Schools on both sides of the Atlantic have been exposed in recent days to attacks by hackers, reminding us all that ransomware gangs see educational institutions as targets throughout the year.
Evanston Township High School (ETHS), located approximately 14 miles north of Chicago, says it was attacked by ransomware on Sunday, June 7, 2026.
The school closed its campus completely on Monday and Tuesday, canceling summer school classes, sports camps and all other campus activities.
According to an advisory published by the school, the attack not only took out ETHS’s computer systems, Internet services, and phone lines – but also what it described as “critical systems needed to operate the building safely”, including door access control, and public address systems.
It was these offline safety measures that forced the shutdown, according to the high school:
“Without these programs fully operational, we will not be able to safely conduct school, sports camps, or other campus activities.”
The school district says it has notified the FBI, closed all employee accounts as a precaution, and enlisted the help of outside cybersecurity experts in its effort to safely rebuild its systems.
Employees were told not to touch their PCs until they were wiped by IT, and they could not reuse old passwords. Among the systems taken offline is the Home Access Center, a student portal powered by PowerSchool.
If that name sounds familiar to you, it’s probably because you remember that PowerSchool breached a serious cybersecurity law in 2024, when tens of millions of student and teacher records were exposed. The current incident at ETHS is not believed to be related to the 2024 PowerSchool breach.
No ransomware group has claimed responsibility for the ETHS attack, and it is not known if any personal data was released by the hackers. The school, however, expects to reopen on Wednesday June 10, once emergency plans are back in place.
He says that just before the attack in the United States, Powys County Council in Wales revealed that 13 of its schools had been attacked by criminals.
The attack, which was first identified in April but was not made public for two months, did not result in the closure of any schools, but it has been confirmed that student and staff information was compromised in at least one school.
Citing the “sensitive nature” of the disclosed data, Powys District Council declined to name the educational institutions affected.
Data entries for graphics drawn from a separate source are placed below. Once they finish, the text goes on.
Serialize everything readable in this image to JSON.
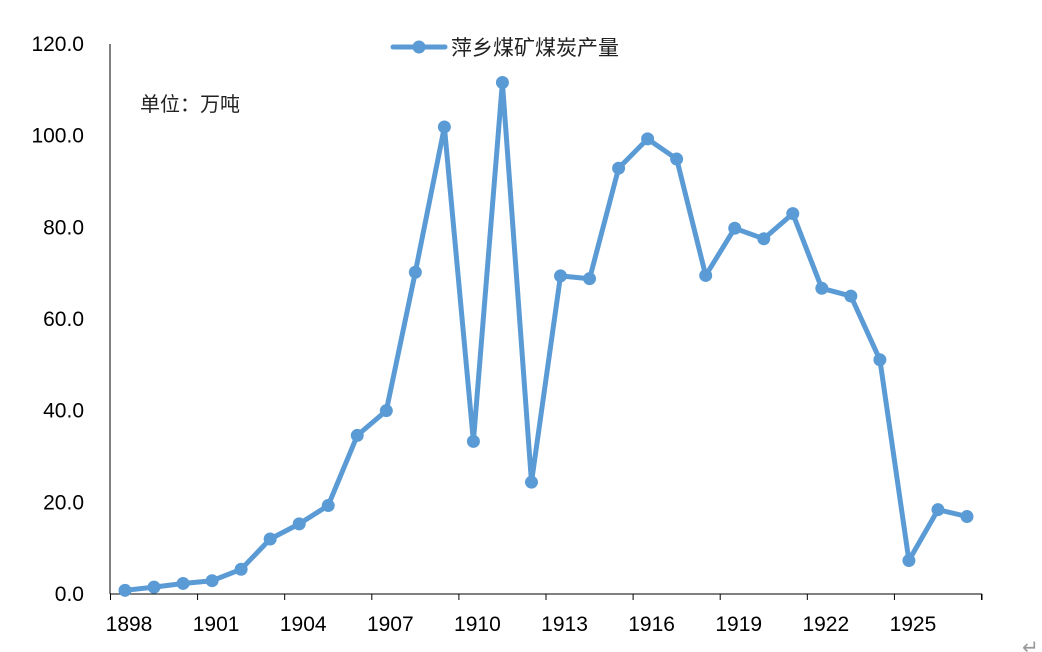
{
  "chart_data": {
    "type": "line",
    "title": "",
    "xlabel": "",
    "ylabel": "",
    "unit_label": "单位：万吨",
    "x": [
      1898,
      1899,
      1900,
      1901,
      1902,
      1903,
      1904,
      1905,
      1906,
      1907,
      1908,
      1909,
      1910,
      1911,
      1912,
      1913,
      1914,
      1915,
      1916,
      1917,
      1918,
      1919,
      1920,
      1921,
      1922,
      1923,
      1924,
      1925,
      1926,
      1927
    ],
    "series": [
      {
        "name": "萍乡煤矿煤炭产量",
        "color": "#5b9bd5",
        "values": [
          0.8,
          1.5,
          2.3,
          2.9,
          5.4,
          12.0,
          15.3,
          19.3,
          34.6,
          40.0,
          70.2,
          101.9,
          33.3,
          111.6,
          24.4,
          69.4,
          68.8,
          92.9,
          99.3,
          94.9,
          69.5,
          79.8,
          77.5,
          83.0,
          66.7,
          65.0,
          51.1,
          7.3,
          18.4,
          16.9
        ]
      }
    ],
    "x_tick_labels": [
      "1898",
      "1901",
      "1904",
      "1907",
      "1910",
      "1913",
      "1916",
      "1919",
      "1922",
      "1925"
    ],
    "y_tick_labels": [
      "0.0",
      "20.0",
      "40.0",
      "60.0",
      "80.0",
      "100.0",
      "120.0"
    ],
    "xlim": [
      1898,
      1928
    ],
    "ylim": [
      0,
      120
    ],
    "grid": false,
    "legend_position": "top-center"
  },
  "footer_mark": "↵"
}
Instead, it says it “contacts affected people directly where necessary and provides advice on steps they can take to protect themselves.”
The sad truth is that schools are attractive targets for cybercriminals. They store sensitive data about children, and use tight budgets and limited resources when it comes to protecting online safety.
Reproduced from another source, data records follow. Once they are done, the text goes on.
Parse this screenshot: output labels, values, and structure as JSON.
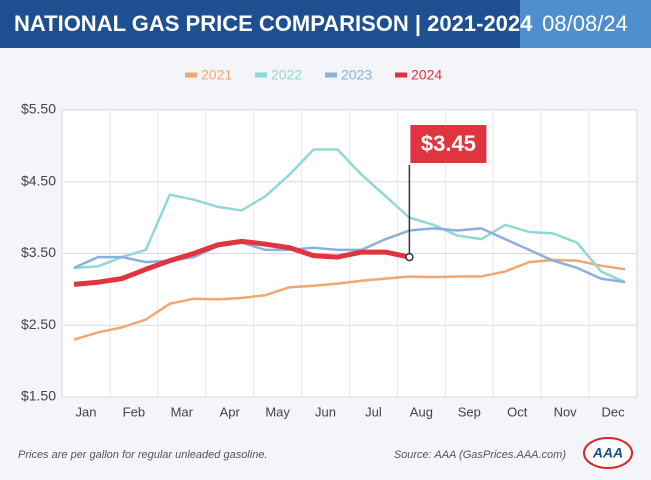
{
  "chart_data": {
    "type": "line",
    "title": "NATIONAL GAS PRICE COMPARISON | 2021-2024",
    "date": "08/08/24",
    "categories": [
      "Jan",
      null,
      "Feb",
      null,
      "Mar",
      null,
      "Apr",
      null,
      "May",
      null,
      "Jun",
      null,
      "Jul",
      null,
      "Aug",
      null,
      "Sep",
      null,
      "Oct",
      null,
      "Nov",
      null,
      "Dec",
      null
    ],
    "series": [
      {
        "name": "2021",
        "color": "#f4a671",
        "values": [
          2.3,
          2.4,
          2.47,
          2.58,
          2.8,
          2.87,
          2.86,
          2.88,
          2.92,
          3.03,
          3.05,
          3.08,
          3.12,
          3.15,
          3.18,
          3.17,
          3.18,
          3.18,
          3.25,
          3.38,
          3.41,
          3.4,
          3.33,
          3.28
        ]
      },
      {
        "name": "2022",
        "color": "#8fd8d5",
        "values": [
          3.3,
          3.32,
          3.45,
          3.55,
          4.32,
          4.25,
          4.15,
          4.1,
          4.3,
          4.6,
          4.95,
          4.95,
          4.6,
          4.3,
          4.0,
          3.9,
          3.75,
          3.7,
          3.9,
          3.8,
          3.78,
          3.65,
          3.25,
          3.1
        ]
      },
      {
        "name": "2023",
        "color": "#8bb0e0",
        "values": [
          3.3,
          3.45,
          3.45,
          3.38,
          3.4,
          3.45,
          3.6,
          3.65,
          3.55,
          3.55,
          3.58,
          3.55,
          3.55,
          3.7,
          3.82,
          3.85,
          3.82,
          3.85,
          3.7,
          3.55,
          3.4,
          3.3,
          3.15,
          3.1
        ]
      },
      {
        "name": "2024",
        "color": "#e0343f",
        "values": [
          3.07,
          3.1,
          3.15,
          3.28,
          3.4,
          3.5,
          3.62,
          3.67,
          3.63,
          3.58,
          3.47,
          3.45,
          3.52,
          3.52,
          3.45,
          null,
          null,
          null,
          null,
          null,
          null,
          null,
          null,
          null
        ]
      }
    ],
    "annotation": "$3.45",
    "ylim": [
      1.5,
      5.5
    ],
    "yticks": [
      {
        "value": 1.5,
        "label": "$1.50"
      },
      {
        "value": 2.5,
        "label": "$2.50"
      },
      {
        "value": 3.5,
        "label": "$3.50"
      },
      {
        "value": 4.5,
        "label": "$4.50"
      },
      {
        "value": 5.5,
        "label": "$5.50"
      }
    ],
    "grid": true,
    "note": "Prices are per gallon for regular unleaded gasoline.",
    "source": "Source: AAA (GasPrices.AAA.com)",
    "logo": "AAA"
  }
}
And, as shown by the ETHS shutdown, schools often rely on network systems for everything from the platforms used to teach students to providing physical access controls.
Meanwhile, schools not only face serious threats from organized crime groups but also their own walls. The Information Commissioner’s Office in the UK warned last year that schools face a major threat from their students hacking into computer systems for malicious purposes.
The education sector knows that it is a soft target for cybercriminals, which makes it very important that it is properly funded and equipped with the technology to protect itself.